Notice how the black text and lines all have this light grey, almost white-seeming, halo around them?
Now, let’s turn down the setting to 0:
As you can see, all those lines and text are now smooth and full, and free of those halos.
The picture from the Blu-ray test disc is a full 1,920 by 1,080 pixels. It needs no sharpening. All that the alleged sharpening process does is distort it. On actual video material, those halos give the picture and edgy, harsh look and frequently obscure actual detail.
I’m picking on Samsung here, but only because it was a Samsung TV on my test bench right when I was writing this. Many other brands also have the Sharpness kicked up by default, and they all do an equally poor job.
Some things to note. First, if you are finding the picture painfully soft and fuzzy to the point of discomfort, then of course feel free to use the Sharpness control to see if it can add just a bit of an edge. For example, an intermediate setting (ie: 25) on this TV looks like this:
There is a noticable boost in sharpness with this setting, and if you look carefully you can only just see light halos around the material. It is distorted, but with some content a small amount of distortion may be preferable to give a subjectively better sense with particular material. I’m a purist with my watching, in large part because that’s my job. But your system is, after all, for home entertainment, not home conformance-to-some-ideal.

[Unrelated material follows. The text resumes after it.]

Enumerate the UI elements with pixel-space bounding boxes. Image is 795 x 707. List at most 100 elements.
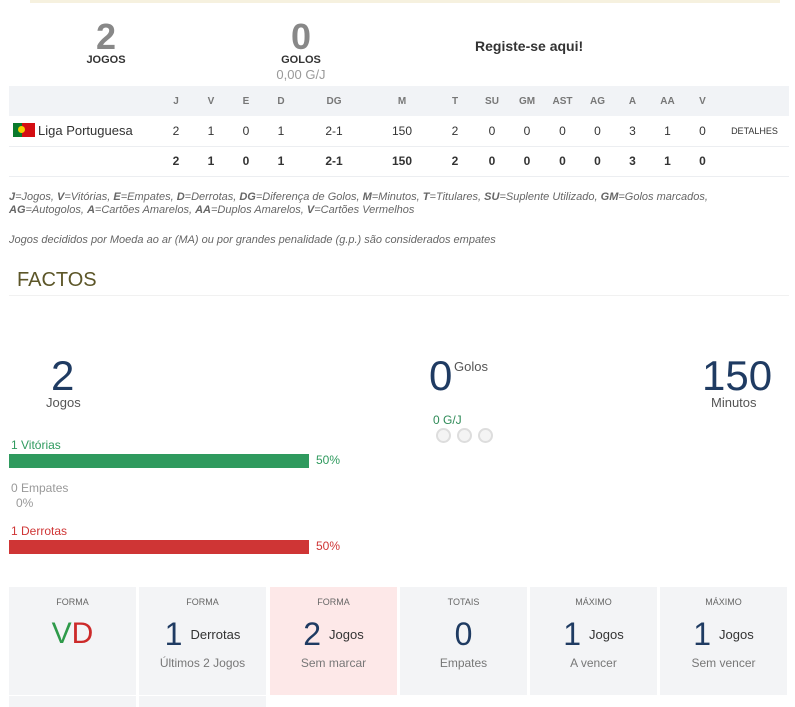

Second, with most TVs the ‘zero’ setting allows the original picture to come through unprocessed. Any positive setting applies the sharpness processing. But some brands actually have the real picture somewhere in the middle of their range, and reducing the setting below that actually softens or defocuses the picture. Just be a little careful that you don’t overdo it.
Third, some TVs and displays have other settings with names like ‘Detail Enhancement’ which do similar things. If your picture seems edgy even with the Sharpness control turned down, explore the ‘Advanced’ picture menu to see if there’s a control like that.
Finally, when you first turn down the sharpness control, the picture may well look soft to your eyes. You will be tempted to wind the control back up again.
Do yourself a favour and just leave this artificial process off for an hour. If it still troubles you, then turn it back up. But it’s likely that you will very soon come to enjoy the increased amount of real detail now made available by the picture, along with its smoother more film-like quality.
To conclude, I should note that in preparing this Web version of this article I was quite unimpressed about the loss of detail when I scaled down the full screen shot shown first above. But this has actually turned into a useful illustration. For comparison, I took the full screen shot with the Sharpness control turned down to 0 — where it belongs — and scaled down that to the same 620 pixels of width. Here it is:
Notice how you can see all the detail missing from the ‘Sharpened’ version above?
[A version of this was published in Sound and Image magazine in 2011].